Indeed, the Department of Justice has already launched an investigation into Microsoft, Apple, and RIM’s Nortel patent purchase and continues to monitor the Novell purchase. The DOJ’s apparent concern that the Nortel patents have the potential to be used anticompetitively might be counterbalanced by Google’s acquisition of Motorola’s patents, placing the major industry participants on more equal competitive footing.
On the other hand, the DOJ and Federal Trade Commission (Agencies) have exhibited increased concern over vertical mergers over the past several years. It is also true that Google is already facing investigations in the United States and abroad for its search and ad business and that those investigations have extended into its Android business. Google’s sheer size – augmented by the scope of this latest acquisition – is bound to draw some attention.
Mindful of Competitors’ Nortel Patent Purchase, Agencies May Impose a Consent Decree on Google/Motorola
A seemingly likely outcome is that the Agencies will approve the deal, but subject to a consent decree. Such decrees have seen increased use, and the DOJ specifically noted the utility of conduct-based remedies in vertical mergers in its recent Antitrust Division Policy Guide to Merger Remedies. In the Guide, the DOJ endorses the use of conduct remedies such as mandatory licensing, non-discrimination provisions, and prohibitions on certain contracting practices, all of which could be relevant to Google/Motorola.
Notably, a conduct remedy was imposed in January 2011 to the Comcast Corp./NBC Universal, Inc. joint venture, requiring, among other things, that the NBC license content to Comcast’s competitors. See DOJ Imposes Conditions Upon Comcast-NBC Joint Venture, Bloomberg Law Reports, Antitrust & Trade, Vol. 4, No. 2 (Jan. 24, 2011). And Google itself was the subject of a vertical consent decree after its $700 million acquisition of ITA Software, Inc. in April 2011. Under the terms of the consent decree, Google is required to license ITA’s travel search software at reasonable terms and fund continued research and development of the product. See DOJ Imposes Conditions Upon Google’s Acquisition of ITA, Bloomberg Law Reports, Antitrust & Trade, Vol. 4, No. 8 (Apr. 18, 2011).

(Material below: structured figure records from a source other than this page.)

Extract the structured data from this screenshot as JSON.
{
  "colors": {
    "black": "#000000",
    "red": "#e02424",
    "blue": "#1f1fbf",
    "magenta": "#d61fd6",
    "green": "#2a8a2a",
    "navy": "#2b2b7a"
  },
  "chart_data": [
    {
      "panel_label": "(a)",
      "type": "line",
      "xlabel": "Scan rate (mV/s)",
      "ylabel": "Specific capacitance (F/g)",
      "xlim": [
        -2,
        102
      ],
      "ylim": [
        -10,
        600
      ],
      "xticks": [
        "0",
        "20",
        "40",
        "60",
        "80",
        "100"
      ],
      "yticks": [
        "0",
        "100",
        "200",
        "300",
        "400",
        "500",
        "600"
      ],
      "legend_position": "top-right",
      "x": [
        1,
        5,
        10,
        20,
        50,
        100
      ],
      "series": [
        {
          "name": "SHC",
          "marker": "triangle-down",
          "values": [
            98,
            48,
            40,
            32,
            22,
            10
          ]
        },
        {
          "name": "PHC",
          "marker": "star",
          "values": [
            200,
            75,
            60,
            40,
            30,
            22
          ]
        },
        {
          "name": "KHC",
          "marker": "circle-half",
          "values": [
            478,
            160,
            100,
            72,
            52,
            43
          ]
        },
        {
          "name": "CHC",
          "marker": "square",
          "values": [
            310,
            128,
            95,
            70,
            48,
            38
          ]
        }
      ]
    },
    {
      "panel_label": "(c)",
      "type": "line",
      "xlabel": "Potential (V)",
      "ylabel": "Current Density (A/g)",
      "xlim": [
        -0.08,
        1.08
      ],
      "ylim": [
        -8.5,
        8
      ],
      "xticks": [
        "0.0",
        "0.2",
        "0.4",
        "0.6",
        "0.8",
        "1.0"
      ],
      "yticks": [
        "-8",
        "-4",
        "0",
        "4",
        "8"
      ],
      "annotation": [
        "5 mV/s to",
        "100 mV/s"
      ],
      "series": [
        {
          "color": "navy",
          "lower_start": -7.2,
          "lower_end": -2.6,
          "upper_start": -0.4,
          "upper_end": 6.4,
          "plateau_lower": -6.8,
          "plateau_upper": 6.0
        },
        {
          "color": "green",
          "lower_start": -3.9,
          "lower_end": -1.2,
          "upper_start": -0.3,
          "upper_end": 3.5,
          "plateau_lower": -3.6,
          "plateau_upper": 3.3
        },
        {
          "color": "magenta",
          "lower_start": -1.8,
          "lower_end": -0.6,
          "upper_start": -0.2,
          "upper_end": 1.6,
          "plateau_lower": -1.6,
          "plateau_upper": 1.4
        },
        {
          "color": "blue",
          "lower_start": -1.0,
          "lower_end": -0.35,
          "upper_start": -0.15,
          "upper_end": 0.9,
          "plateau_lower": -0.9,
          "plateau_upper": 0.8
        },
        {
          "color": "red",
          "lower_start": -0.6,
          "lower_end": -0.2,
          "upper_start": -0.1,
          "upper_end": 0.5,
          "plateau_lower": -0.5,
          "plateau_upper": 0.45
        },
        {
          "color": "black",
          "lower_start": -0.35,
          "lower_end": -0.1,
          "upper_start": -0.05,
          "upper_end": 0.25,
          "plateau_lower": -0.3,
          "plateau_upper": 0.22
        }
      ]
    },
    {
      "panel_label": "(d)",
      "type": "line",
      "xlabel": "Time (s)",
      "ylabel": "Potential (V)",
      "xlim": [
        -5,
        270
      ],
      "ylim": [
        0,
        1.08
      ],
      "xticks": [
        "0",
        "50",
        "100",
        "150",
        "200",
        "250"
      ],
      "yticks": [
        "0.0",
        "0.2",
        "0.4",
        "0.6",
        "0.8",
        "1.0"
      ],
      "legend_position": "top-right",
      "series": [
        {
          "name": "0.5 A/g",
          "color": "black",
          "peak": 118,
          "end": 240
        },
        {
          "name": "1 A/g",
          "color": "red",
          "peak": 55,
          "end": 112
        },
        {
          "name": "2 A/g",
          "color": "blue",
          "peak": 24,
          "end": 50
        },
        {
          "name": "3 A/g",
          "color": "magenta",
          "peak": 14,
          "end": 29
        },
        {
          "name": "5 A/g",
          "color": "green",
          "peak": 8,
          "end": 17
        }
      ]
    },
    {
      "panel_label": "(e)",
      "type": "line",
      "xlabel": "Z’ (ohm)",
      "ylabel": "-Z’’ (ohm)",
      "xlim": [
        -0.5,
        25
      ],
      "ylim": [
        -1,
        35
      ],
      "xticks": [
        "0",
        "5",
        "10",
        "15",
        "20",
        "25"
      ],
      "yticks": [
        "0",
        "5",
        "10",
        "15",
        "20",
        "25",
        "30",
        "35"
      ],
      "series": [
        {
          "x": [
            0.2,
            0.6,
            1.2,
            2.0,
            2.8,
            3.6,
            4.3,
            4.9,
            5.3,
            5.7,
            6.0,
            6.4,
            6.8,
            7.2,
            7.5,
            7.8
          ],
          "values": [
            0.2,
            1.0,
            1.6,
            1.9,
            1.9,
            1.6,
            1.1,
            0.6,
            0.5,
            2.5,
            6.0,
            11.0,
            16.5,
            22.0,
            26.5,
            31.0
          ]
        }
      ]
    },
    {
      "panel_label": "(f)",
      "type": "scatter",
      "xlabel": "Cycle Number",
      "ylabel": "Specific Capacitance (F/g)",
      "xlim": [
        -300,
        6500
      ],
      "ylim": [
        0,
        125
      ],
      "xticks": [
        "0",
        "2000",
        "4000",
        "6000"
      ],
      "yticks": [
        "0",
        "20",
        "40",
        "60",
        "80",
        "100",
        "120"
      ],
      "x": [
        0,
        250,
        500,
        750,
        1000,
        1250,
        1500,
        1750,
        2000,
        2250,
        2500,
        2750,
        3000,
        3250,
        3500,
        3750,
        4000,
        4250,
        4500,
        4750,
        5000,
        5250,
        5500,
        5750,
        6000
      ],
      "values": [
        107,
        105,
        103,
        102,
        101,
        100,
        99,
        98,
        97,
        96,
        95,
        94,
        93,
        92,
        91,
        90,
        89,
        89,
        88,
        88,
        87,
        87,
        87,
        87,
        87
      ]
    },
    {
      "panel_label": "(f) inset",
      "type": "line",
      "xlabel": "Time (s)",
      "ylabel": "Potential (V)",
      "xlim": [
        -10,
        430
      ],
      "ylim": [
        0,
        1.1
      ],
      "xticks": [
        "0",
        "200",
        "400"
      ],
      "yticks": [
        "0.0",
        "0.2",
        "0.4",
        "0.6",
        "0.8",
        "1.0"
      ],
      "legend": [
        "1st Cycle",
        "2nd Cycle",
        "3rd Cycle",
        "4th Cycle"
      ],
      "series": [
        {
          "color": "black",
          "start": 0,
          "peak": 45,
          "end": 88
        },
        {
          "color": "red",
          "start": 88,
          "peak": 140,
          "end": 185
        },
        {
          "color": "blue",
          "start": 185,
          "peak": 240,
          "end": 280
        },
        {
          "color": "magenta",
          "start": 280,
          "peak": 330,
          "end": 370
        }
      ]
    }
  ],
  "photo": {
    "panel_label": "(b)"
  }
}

A Google/Motorola decree likely would address two issues. First, the Agencies could insist that Google formally agree to what it has said it intends to do; namely, to continue to license Android to competing hardware manufacturers. The Agencies could also require that Google do so on non-discriminatory terms to ensure that Google does not subtly place HTC, Samsung, and other Android handset manufacturers at a disadvantage by licensing, for example, a slightly less robust version of Android or by making new versions available to Motorola for handset development before it is available to its competitors.
Second, the decree could specifically address Google’s use of the patents it acquired from Motorola, to ensure that they are not used to stifle innovation and the introduction of new products. In large part, any patent-related remedy the Agencies impose will likely be influenced by – and perhaps mirror – what remedy, if any, the Agencies impose on the Rockstar consortium with regard to the Nortel patent purchase.
What is clear is that the Agencies now have before them two major acquisitions of patent portfolios by wireless industry heavyweights. Just as Google’s acquisition of Motorola was apparently a response to the Rockstar consortium’s purchase of Nortel’s patents, the Agencies may view both transactions in tandem and craft remedies that, while certainly separate, will take each other into account and complement one another. From that perspective, the Agencies stand in a position to make a substantial impact on competition in the wireless industry.